WASHINGTON - Significant changes in the U.S. stance on the Israeli-Palestinian conflict could be coming as ceasefire negotiations are once again underway between Israel and Hamas.
Secretary of State Antony Blinken met with Israeli Prime Minister Benjamin Netanyahu Wednesday morning and Palestinian Authority President Mahmoud Abbas as the leaders considered a deal proposed by Hamas.
Blinken is working to further the ceasefire negotiations, which so far would include a 135-day pause in the fighting — split into three stages — the exchange of hostages being held in Gaza for Palestinian prisoners serving sentences in Israeli jails, and would allow additional humanitarian aid into the Strip.
Hamas is also demanding a full withdrawal of Israeli troops from Gaza, something that was soundly rejected by Netanyahu, who vowed that Israel would see "total victory" when the war began.

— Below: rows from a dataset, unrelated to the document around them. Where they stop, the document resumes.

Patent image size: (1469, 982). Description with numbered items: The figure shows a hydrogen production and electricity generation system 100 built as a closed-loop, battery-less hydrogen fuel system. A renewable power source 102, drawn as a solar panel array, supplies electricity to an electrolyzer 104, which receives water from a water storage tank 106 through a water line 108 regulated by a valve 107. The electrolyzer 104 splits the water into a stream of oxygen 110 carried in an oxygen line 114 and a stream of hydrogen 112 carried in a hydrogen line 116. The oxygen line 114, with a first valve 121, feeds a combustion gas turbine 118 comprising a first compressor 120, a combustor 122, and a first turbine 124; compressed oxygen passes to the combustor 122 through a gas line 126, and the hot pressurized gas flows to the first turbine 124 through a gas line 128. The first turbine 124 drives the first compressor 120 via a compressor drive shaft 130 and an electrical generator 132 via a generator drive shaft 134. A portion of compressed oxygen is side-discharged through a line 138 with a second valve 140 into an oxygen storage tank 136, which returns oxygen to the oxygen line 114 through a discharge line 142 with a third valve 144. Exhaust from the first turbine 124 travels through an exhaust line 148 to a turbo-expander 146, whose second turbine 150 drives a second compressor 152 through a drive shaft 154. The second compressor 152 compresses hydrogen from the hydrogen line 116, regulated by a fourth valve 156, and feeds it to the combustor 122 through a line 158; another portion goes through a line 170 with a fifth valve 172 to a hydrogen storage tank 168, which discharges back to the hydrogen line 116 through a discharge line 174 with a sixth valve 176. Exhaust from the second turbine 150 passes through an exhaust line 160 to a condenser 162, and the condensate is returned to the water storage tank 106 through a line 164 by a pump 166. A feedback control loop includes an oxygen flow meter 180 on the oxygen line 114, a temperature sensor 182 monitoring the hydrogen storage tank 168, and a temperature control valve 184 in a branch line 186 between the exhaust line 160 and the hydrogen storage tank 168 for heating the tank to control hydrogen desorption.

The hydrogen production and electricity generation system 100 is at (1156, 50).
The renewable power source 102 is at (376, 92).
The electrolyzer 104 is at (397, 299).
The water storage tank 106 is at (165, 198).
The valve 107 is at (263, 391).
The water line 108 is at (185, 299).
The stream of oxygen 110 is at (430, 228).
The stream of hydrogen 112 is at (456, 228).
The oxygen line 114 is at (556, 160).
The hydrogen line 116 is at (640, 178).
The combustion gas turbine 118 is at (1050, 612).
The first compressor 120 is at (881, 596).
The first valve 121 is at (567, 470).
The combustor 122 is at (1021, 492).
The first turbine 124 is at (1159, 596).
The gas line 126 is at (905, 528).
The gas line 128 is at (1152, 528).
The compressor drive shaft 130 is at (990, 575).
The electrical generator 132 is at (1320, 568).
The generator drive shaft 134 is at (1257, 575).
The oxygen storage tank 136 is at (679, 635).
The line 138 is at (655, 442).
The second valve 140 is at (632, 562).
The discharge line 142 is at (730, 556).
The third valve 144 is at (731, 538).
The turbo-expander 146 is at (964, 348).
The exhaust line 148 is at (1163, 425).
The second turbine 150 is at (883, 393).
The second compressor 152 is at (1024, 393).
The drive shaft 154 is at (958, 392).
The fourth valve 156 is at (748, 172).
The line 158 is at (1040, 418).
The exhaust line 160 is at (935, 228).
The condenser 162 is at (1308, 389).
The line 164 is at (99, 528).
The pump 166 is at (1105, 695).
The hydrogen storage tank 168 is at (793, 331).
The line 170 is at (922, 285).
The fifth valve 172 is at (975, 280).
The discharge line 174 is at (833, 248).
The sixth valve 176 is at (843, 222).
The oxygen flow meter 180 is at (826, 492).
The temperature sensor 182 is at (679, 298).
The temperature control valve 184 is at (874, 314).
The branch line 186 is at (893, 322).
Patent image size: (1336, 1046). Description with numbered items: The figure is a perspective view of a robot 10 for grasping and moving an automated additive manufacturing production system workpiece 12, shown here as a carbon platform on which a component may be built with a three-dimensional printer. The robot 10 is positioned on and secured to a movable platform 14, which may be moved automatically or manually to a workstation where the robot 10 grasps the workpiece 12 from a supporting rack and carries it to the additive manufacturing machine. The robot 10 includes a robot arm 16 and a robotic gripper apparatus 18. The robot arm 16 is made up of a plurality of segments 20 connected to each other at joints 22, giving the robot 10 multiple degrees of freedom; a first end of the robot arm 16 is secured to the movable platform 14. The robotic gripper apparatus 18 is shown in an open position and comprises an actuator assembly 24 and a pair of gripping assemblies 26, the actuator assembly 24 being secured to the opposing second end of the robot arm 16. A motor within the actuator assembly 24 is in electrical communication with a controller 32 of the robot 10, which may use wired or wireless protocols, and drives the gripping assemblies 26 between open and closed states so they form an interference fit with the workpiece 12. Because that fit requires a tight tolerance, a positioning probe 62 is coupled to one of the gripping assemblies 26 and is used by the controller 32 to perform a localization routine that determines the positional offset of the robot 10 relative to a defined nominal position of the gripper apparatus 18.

Biden offered a lukewarm response to the possible truce, calling Hamas’ demands "a little over the top." Saudi Arabia, on the other hand, has remained decidedly tough on the matter, saying it will not continue diplomatic relations with Israel if it does not end all assaults on Gaza and recognize it as an independent Palestinian state with East Jerusalem as its capital.
Despite years of stagnant discussions, the war has put renewed focus on the fraught two-state solution. While the Biden administration has promised unwavering support for Israel, in his meeting with Netanyahu, Blinken reiterated the U.S. supports the establishment of a Palestinian state "as the best way to ensure lasting peace and security for Israelis and Palestinians alike."
While there is some optimism with channels of communication open between Israel, its allies and Hamas leaders, Blinken added Wednesday that "there is a lot of work to be done" and it remains to be seen if a middle ground can be reached.
The tenuous discussions come as the U.S. is becoming increasingly involved in peripheral conflicts throughout the Middle East.
The U.S. carried out an attack in Iraq Wednesday as part of the continued response to an overnight drone strike in northeast Jordan that killed three American soldiers last week. According to the U.S. Command Center, a commander of the pro-Iran militant group Kataib Hezbollah responsible for the attack on U.S. forces was killed. The identity of the commander has not been released but there are indications that this may not be the last of the U.S. retaliation.
Biden promised a strong response following the deadly attack on U.S. forces that also left at least 30 others injured. Over the weekend, the U.S. conducted sweeping airstrikes over targets in Iraq and Syria linked to Iran's Revolutionary Guard (IRGC) and militias it backs, killing at least 40 people.
"The United States will continue to take necessary action to protect our people. We will not hesitate to hold responsible all those who threaten our forces’ safety," Central Command said.
Further south, attacks in the Red Sea continue. Two ships were targeted by ballistic missiles fired by Yemen’s Houthi rebels Tuesday — the latest in a series of attacks on cargo ships carried out by the Iranian-backed militant group in support of Palestinians.
In January, the U.S. and U.K. launched joint retaliatory strikes in Yemen, hitting more than a dozen sites used by the Houthis, including logistical hubs, air defense systems and weapons storage and launching locations.
Biden said the bombings were meant to demonstrate that the U.S. and its allies "will not tolerate" the group’s ceaseless attacks but the rebel strikes have continued since November as the Houthis demand an end to Israel’s bombardment of Gaza. Following Tuesday’s attack, the group released a statement saying they would "escalate more and more" until the "aggression" in Gaza ends.
Blinken left the Middle East Thursday, saying he still believes a deal can be reached to free the hostages and pause the fighting in Gaza.
"We will work at that relentlessly until we get there," Blinken said.
Back in the U.S., the House GOP failed to pass legislation to provide $17.6 billion in aid to Israel Tuesday. The stand-alone measure was developed after Republicans struck down a comprehensive $118 billion bipartisan bill, ostensibly at the behest of former President Donald Trump, that would have provided $14 billion in military aid to Israel as well as money for Ukraine, Taiwan and U.S. border security.
As support for Israel remains strong in Congress, they will have to start again as they look to provide funds to the U.S. ally.